Data Analysts are professionals who use data primarily for descriptive analytics, which focuses on understanding and summarising past events.

This type of analysis answers the question: “What happened?”, making it the most basic and widely used form of data analysis.

The majority of business users and data consumers typically fall into this category, using dashboards, reports, and visualisations to gain insights from historical data.

Specialists

Specialist Analysts focus on diagnostic analytics, which seeks to understand the reasons behind past events or performance outcomes. The primary question they aim to answer is: “Why did it happen?”

This group includes roles such as Business Intelligence (BI) specialists, and experts in tools like Power BI, Tableau, QlikView, and other reporting platforms.

In some cases, these specialists develop custom algorithms to support deeper analysis. When these algorithms are productionised, they may generate new data, which is then reintegrated into the data lifecycle for ongoing use and governance.

Data Scientists

Data Scientists specialise in predictive and prescriptive analytics, leveraging data to forecast future outcomes and guide decision-making.
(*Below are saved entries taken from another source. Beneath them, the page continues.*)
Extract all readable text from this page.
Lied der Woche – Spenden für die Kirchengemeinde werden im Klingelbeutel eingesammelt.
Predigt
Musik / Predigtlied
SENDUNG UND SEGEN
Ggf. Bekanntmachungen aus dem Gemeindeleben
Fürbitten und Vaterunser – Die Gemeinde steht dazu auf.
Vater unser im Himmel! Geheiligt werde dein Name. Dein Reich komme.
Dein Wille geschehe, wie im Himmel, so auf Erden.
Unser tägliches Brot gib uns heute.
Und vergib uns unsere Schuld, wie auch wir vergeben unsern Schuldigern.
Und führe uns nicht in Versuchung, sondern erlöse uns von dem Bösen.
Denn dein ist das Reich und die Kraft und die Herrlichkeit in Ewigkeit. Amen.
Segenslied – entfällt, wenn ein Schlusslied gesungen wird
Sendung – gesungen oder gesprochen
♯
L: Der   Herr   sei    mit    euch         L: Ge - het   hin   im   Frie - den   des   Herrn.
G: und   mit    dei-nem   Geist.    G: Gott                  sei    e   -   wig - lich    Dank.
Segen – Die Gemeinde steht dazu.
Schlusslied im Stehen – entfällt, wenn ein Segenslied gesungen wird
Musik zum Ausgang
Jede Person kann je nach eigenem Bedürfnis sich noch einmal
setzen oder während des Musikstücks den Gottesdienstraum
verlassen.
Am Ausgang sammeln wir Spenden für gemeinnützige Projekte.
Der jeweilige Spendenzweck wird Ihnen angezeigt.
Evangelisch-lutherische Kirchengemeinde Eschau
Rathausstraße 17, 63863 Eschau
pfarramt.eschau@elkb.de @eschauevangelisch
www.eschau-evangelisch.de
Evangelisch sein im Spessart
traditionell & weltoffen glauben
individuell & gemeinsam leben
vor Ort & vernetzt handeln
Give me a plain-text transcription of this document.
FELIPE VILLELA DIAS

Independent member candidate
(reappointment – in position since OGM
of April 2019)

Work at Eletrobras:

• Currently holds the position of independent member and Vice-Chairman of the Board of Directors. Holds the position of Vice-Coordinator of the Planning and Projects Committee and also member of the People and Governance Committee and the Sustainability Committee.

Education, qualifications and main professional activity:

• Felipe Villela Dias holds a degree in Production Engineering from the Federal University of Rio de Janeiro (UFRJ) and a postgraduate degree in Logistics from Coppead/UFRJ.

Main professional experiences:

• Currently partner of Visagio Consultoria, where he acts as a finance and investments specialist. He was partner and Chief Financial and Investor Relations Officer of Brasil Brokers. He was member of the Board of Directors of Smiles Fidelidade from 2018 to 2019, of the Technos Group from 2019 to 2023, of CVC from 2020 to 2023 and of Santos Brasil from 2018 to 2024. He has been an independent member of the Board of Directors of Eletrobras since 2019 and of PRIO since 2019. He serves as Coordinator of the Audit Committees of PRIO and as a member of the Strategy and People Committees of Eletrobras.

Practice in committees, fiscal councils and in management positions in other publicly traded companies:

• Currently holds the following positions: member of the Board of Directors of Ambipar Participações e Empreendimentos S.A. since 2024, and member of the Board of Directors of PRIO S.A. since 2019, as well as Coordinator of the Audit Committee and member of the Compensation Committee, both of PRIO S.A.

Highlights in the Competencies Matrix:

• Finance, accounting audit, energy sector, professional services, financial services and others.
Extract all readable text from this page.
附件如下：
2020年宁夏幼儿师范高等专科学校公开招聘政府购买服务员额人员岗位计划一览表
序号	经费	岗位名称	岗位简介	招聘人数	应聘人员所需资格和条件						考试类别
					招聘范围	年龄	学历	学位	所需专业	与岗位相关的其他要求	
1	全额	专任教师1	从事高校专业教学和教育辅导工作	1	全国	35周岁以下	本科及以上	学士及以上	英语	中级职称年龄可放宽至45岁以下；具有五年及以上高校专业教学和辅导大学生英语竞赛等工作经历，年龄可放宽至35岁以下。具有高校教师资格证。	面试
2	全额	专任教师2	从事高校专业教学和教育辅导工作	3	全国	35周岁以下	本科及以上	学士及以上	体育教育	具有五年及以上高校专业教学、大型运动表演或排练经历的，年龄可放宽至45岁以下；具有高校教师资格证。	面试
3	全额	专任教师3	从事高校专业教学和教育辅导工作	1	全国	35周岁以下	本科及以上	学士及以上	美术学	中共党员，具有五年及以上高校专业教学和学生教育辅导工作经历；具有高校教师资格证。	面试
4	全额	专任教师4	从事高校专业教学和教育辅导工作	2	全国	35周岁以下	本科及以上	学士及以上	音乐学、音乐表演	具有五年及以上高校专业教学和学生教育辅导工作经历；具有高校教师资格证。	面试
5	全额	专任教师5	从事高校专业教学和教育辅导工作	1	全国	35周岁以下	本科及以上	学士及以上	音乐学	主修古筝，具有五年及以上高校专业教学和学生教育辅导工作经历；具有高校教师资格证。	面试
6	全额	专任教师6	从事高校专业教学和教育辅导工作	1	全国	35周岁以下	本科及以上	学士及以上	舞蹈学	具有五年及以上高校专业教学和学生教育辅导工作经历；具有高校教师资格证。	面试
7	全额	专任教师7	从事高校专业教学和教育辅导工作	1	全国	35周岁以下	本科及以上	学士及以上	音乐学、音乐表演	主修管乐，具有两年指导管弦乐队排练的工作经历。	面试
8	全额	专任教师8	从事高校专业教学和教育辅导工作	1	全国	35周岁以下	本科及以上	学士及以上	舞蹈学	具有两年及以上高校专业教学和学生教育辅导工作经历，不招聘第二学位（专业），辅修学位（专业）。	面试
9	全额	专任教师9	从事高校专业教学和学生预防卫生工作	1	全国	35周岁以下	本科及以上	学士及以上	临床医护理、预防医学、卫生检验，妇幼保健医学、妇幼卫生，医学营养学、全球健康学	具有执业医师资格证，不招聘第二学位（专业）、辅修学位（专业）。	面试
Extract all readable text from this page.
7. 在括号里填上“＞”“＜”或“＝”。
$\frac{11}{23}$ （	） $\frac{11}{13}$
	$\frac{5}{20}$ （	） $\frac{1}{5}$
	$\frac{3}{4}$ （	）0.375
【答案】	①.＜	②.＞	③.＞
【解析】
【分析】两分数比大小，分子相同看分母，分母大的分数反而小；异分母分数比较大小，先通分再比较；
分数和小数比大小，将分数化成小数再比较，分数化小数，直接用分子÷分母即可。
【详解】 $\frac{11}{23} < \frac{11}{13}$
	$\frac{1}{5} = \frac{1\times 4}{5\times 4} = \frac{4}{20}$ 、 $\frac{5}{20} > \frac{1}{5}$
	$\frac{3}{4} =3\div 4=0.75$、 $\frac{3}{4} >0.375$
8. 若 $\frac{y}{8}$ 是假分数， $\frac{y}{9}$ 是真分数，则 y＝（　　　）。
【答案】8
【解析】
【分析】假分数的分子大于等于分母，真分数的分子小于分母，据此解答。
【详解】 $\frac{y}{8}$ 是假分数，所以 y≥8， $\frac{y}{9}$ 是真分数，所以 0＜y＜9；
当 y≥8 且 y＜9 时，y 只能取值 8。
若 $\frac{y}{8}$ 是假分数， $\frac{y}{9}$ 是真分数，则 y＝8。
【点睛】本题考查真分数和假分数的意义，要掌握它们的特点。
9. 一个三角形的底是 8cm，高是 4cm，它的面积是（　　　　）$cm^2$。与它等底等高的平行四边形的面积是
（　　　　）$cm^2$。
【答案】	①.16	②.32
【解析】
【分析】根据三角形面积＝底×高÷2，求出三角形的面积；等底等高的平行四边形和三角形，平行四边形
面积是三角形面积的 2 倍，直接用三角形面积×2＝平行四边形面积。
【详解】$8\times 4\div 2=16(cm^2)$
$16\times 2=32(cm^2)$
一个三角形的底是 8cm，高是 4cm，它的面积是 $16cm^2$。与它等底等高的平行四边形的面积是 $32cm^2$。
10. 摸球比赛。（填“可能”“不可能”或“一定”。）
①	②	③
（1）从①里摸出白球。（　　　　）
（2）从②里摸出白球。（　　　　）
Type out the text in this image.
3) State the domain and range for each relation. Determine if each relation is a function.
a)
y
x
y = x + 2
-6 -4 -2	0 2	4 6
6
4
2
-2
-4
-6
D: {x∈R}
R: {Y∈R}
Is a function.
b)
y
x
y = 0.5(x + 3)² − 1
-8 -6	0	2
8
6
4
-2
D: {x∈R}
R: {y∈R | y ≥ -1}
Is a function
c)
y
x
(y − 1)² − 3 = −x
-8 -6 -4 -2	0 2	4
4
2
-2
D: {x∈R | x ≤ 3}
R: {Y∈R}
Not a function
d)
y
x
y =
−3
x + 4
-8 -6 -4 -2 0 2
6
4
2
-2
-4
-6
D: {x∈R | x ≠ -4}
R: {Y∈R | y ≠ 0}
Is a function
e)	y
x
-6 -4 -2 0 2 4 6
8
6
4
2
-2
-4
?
  • Predictive analytics uses historical data, statistical techniques, and machine learning to answer the question: "What is likely to happen?"
  • Prescriptive analytics, the most advanced form of analytics, provides actionable recommendations by answering: "What should we do?"

This category includes Data Scientists and Machine Learning Specialists, who develop sophisticated models that can be productionised to support business operations.

The output of these models often generates new data, which is fed back into the data lifecycle for ongoing analysis, governance, and improvement.